The farming community can truly benefit from developing their financial record keeping skills. By having a budget to review regularly, and maintaining and filing business-related records, farm families will create an organized, reliable personal database that can help quickly respond to government requirements or lender requests for information. It can also help farmers see a “big picture” view of their operations and plan ahead.
“We’re committed to helping address the financial challenges facing ranchers and farmers, and that’s why we stress the importance of budgeting, record-keeping and saving,” said Mike Robards, Executive Director at CCOA. “The record-keeping that was required for each of my 4-H calves sure seemed like a pain at the time. However, I now see that it provided the foundation for a practice that is essential for effective management of any program.”
Farming and effective money management have one key thing in common: It’s an everyday occurrence.

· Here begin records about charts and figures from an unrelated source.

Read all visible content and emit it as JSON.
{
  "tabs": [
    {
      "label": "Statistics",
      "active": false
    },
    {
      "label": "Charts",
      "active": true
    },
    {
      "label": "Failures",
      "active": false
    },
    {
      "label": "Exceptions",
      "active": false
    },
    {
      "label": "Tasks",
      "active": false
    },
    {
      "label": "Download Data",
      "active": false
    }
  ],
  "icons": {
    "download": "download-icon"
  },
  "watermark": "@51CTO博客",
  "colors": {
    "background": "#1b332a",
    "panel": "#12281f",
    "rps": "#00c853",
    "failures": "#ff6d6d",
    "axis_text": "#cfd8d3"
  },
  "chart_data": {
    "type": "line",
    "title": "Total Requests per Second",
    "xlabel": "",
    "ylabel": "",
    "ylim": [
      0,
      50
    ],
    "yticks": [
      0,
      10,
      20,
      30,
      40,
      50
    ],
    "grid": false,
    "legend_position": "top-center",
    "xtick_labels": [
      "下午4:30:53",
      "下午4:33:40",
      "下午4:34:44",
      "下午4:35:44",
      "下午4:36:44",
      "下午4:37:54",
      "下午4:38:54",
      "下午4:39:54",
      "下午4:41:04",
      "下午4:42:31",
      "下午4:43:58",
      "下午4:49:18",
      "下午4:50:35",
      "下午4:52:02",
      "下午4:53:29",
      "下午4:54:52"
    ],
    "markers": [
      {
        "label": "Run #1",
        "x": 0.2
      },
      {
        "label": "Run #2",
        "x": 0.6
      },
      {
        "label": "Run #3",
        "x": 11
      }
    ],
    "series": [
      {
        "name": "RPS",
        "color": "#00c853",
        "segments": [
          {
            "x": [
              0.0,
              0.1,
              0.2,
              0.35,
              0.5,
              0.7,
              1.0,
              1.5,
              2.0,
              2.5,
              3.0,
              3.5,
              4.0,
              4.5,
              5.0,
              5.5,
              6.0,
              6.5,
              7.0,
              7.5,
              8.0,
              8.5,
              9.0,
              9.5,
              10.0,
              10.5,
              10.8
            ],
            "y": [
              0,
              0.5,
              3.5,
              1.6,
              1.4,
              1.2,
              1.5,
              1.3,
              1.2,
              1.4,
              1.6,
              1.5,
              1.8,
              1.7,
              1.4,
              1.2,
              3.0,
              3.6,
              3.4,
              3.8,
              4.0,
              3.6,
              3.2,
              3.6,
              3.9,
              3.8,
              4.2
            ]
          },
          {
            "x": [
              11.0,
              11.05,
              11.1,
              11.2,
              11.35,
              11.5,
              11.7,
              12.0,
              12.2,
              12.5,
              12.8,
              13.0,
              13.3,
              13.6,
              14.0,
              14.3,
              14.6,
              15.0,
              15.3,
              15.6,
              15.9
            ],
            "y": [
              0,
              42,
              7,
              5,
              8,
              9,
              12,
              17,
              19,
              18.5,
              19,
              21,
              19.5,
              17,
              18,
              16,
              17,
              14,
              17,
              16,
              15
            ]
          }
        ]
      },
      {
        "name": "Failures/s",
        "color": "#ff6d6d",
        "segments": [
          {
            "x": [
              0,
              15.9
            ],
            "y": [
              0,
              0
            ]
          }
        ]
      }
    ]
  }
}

As farm-related expenses are incurred or profits are realized, they should be recorded. These records need to be kept in an orderly, safe location. This way they’ll be easy to locate should you need to refer to them. Filing and record-keeping aren’t glamorous, but they are convenient once you get into the habit.
What to use
For computer users, a basic money management program such as Microsoft Excel is good for staying on top of your business expenses, as well as tracking personal expenses in one central location. Make sure and back up your files. Non-electronic ledgers can be used, but are often more time-consuming as all data must be written down and calculations done manually.
The Iowa State University Extension service has a handy file that includes key worksheets for tracking farm net worth and income. You can check this out at www.ozarksfn.com. These worksheets provide an excellent starting point for building a farm business budget. Additionally, these documents can help draw a clear financial picture the farmer can use to plan ahead, show to potential investors or lenders, or determine production.
Farmers know that these records are imperative to have for IRS or government requirements. Having documentation can also be useful if lenders want detailed information about farm assets or obligations. Lenders may also want to review several years’ worth of financial data to project long-term farm production and viability – a determination that farmers can also benefit from for planning purposes.
Having a long history of accurate records can help a farmer anticipate costs and yield. A clear picture and savvy analysis of results can help a farm maximize profits and productivity.
Particularly in the Ozarks, where water runoff issues have repeatedly landed in courtrooms, government and legal agencies are stepping up environmental regulations for farm owners. Records regarding chemical use, livestock waste applications and irrigation may increasingly become important.
Bruce Castleberry is the Community Outreach Coordinator with Credit Counseling of Arkansas, CCOA.